We have to ask the basic question; what harm are we doing to anyone by playing poker on the internet? It should be a personal choice made by responsible adults. Yes, many people have a “gambling problem” but they will continue to have this problem regardless of the ability to play online. Problem gamblers will gamble; whether they hop a plane to Vegas, log in on the internet or drive to the local casino. Banning internet gaming will not stop gamblers from gambling. The government of course thinks they have to protect us from ourselves; we have no control so they must step in and control us. It is sad our government thinks we are such a bunch of degenerate gamblers that we need their protection or we will gamble away every penny we have.

The light of hope for poker players is the promise of a new administration in the White House. One of the White House hopefuls, Barack Obama, has made no bones about the fact he loves to play poker. Ok, maybe he doesn’t exactly love it, but he enjoys playing with his buddies, whenever he has the chance. Does this mean he may be our best hope of getting rid of the ridiculous UIGEA? I have no idea, but it certainly won’t hurt the Poker Players Alliance’s cause to have a poker player in the Oval Office. It is a big step in the right direction for the future of internet poker, if only the first step of many. We have to start somewhere to get rid of the UIGEA and the best place to start is at the top.

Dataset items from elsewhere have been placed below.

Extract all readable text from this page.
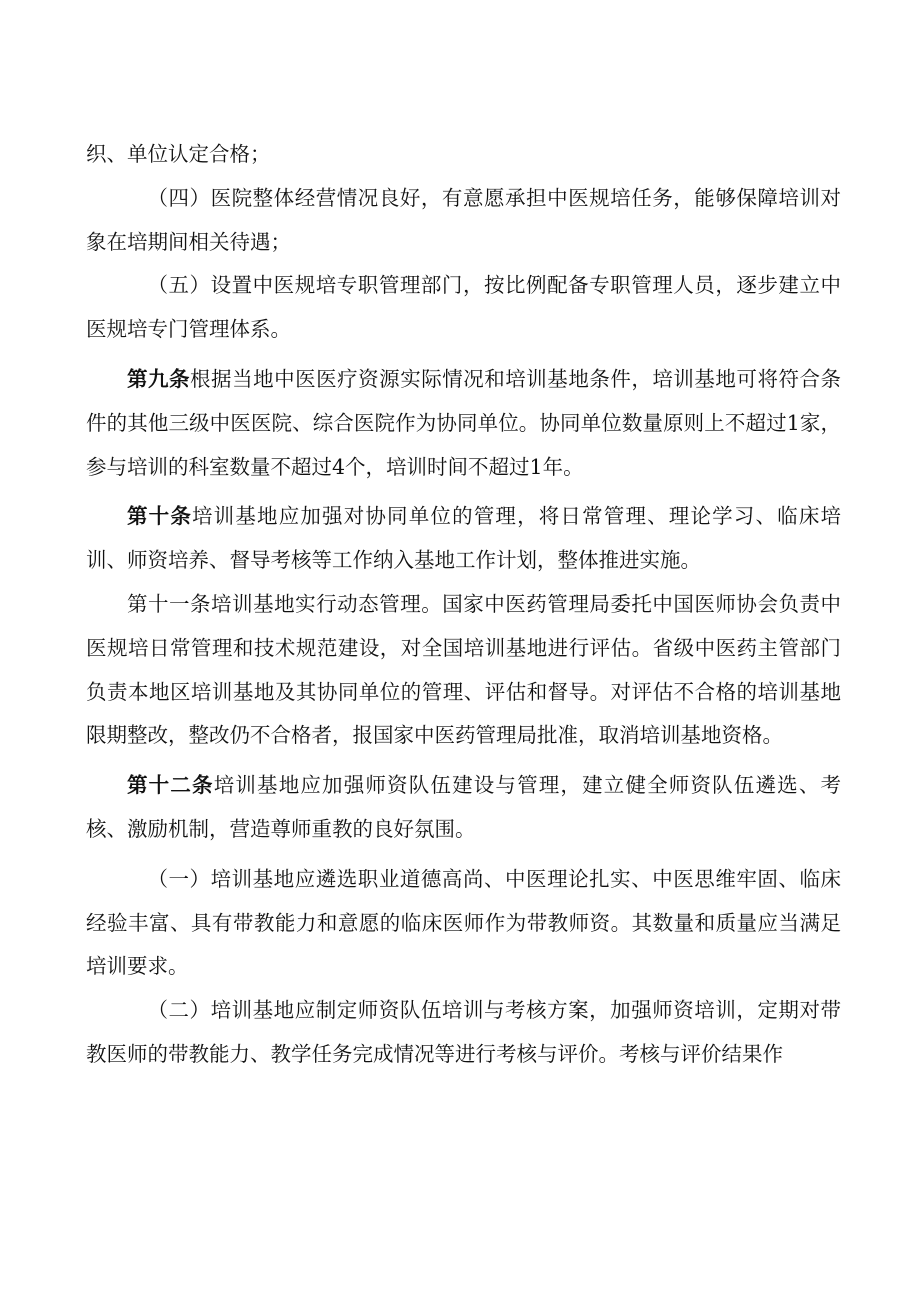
织、单位认定合格；

（四）医院整体经营情况良好，有意愿承担中医规培任务，能够保障培训对象在培期间相关待遇；

（五）设置中医规培专职管理部门，按比例配备专职管理人员，逐步建立中医规培专门管理体系。

第九条根据当地中医医疗资源实际情况和培训基地条件，培训基地可将符合条件的其他三级中医医院、综合医院作为协同单位。协同单位数量原则上不超过1家，参与培训的科室数量不超过4个，培训时间不超过1年。

第十条培训基地应加强对协同单位的管理，将日常管理、理论学习、临床培训、师资培养、督导考核等工作纳入基地工作计划，整体推进实施。

第十一条培训基地实行动态管理。国家中医药管理局委托中国医师协会负责中医规培日常管理和技术规范建设，对全国培训基地进行评估。省级中医药主管部门负责本地区培训基地及其协同单位的管理、评估和督导。对评估不合格的培训基地限期整改，整改仍不合格者，报国家中医药管理局批准，取消培训基地资格。

第十二条培训基地应加强师资队伍建设与管理，建立健全师资队伍遴选、考核、激励机制，营造尊师重教的良好氛围。

（一）培训基地应遴选职业道德高尚、中医理论扎实、中医思维牢固、临床经验丰富、具有带教能力和意愿的临床医师作为带教师资。其数量和质量应当满足培训要求。

（二）培训基地应制定师资队伍培训与考核方案，加强师资培训，定期对带教医师的带教能力、教学任务完成情况等进行考核与评价。考核与评价结果作
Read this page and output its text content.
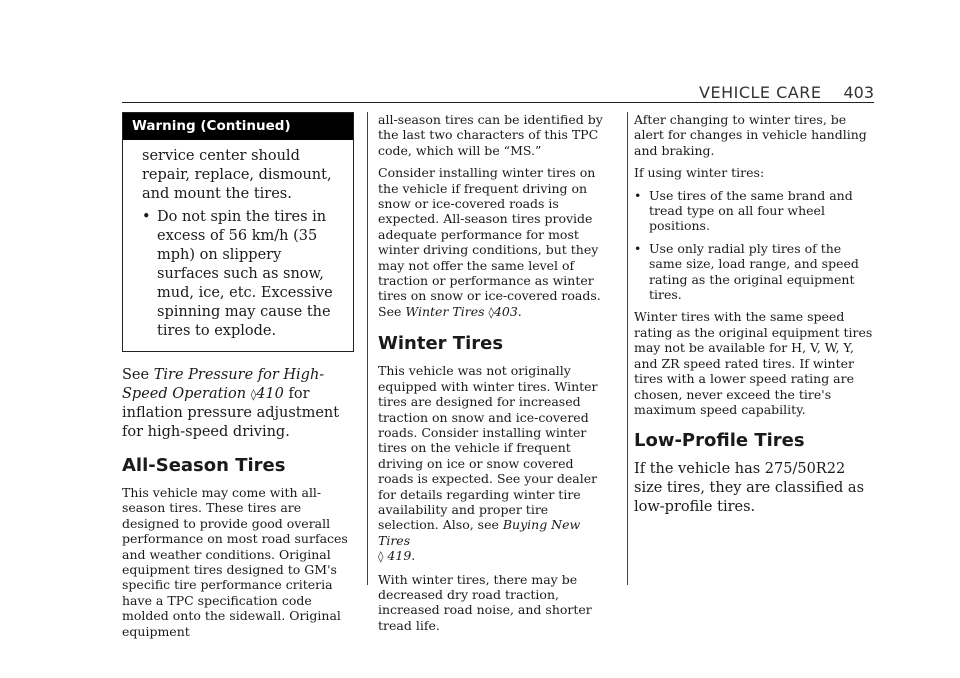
VEHICLE CARE 403
Warning (Continued)

service center should repair, replace, dismount, and mount the tires.

• Do not spin the tires in excess of 56 km/h (35 mph) on slippery surfaces such as snow, mud, ice, etc. Excessive spinning may cause the tires to explode.

See Tire Pressure for High-Speed Operation ◊410 for inflation pressure adjustment for high-speed driving.

All-Season Tires

This vehicle may come with all-season tires. These tires are designed to provide good overall performance on most road surfaces and weather conditions. Original equipment tires designed to GM's specific tire performance criteria have a TPC specification code molded onto the sidewall. Original equipment

all-season tires can be identified by the last two characters of this TPC code, which will be “MS.”

Consider installing winter tires on the vehicle if frequent driving on snow or ice-covered roads is expected. All-season tires provide adequate performance for most winter driving conditions, but they may not offer the same level of traction or performance as winter tires on snow or ice-covered roads. See Winter Tires ◊403.

Winter Tires

This vehicle was not originally equipped with winter tires. Winter tires are designed for increased traction on snow and ice-covered roads. Consider installing winter tires on the vehicle if frequent driving on ice or snow covered roads is expected. See your dealer for details regarding winter tire availability and proper tire selection. Also, see Buying New Tires
◊ 419.

With winter tires, there may be decreased dry road traction, increased road noise, and shorter tread life.

After changing to winter tires, be alert for changes in vehicle handling and braking.

If using winter tires:

• Use tires of the same brand and tread type on all four wheel positions.
• Use only radial ply tires of the same size, load range, and speed rating as the original equipment tires.

Winter tires with the same speed rating as the original equipment tires may not be available for H, V, W, Y, and ZR speed rated tires. If winter tires with a lower speed rating are chosen, never exceed the tire's maximum speed capability.

Low-Profile Tires

If the vehicle has 275/50R22 size tires, they are classified as low-profile tires.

If elected, Obama won’t be the first President who enjoyed his poker game:
• Harry S Truman played poker throughout his tenure as a judge in Missouri, a state senator, Vice-President and President. Truman particularly liked to host a poker game aboard the Presidential yacht, while it cruised down the Potomac River. He also played when he vacationed at his vacation retreat in Key West, Florida. To prove it, his poker table is now on public display in Florida. Among Truman’s poker playing buddies was Texas senator Lyndon B. Johnson, himself a future President. Truman is also associated with the poker term of “passing the buck” (or dealer button) because of the plaque on his desk which read "the buck stops here.”
• Richard Nixon was introduced to the game of poker while he was serving in the Navy during World War II. It is said that he used the money he won to finance his first political campaign, which was a success, seeing him appointed as a member of the U.S. Congress.
• Warren Harding was well known for having poker games at the White House twice a week. One famous story is of him betting the expensive White House china - and losing. The game became known as “The Poker Cabinet” because so many members of the Cabinet were weekly regulars.
• John F. Kennedy was well known as an avid poker player. He regularly hosted after hours games at the White House where the regulars included Presidential press secretary Pierre Salinger and of course Vice President LBJ.
• Franklin D. Roosevelt, being confined to a wheel chair due to Polio, had three passions he enjoyed since his physical activities were severely limited. Not only was he an avid reader and birdwatcher, he liked to play poker too, often hosting games at the White House.

Poker is no stranger to 1600 Pennsylvania Avenue in Washington, DC. As poker players, we can only hope that in the future, the game will be a regular there once again and the host will do what is best for all of us; get rid of the UIGEA.

Until then we play on, where we can. Grab a chair…see you there!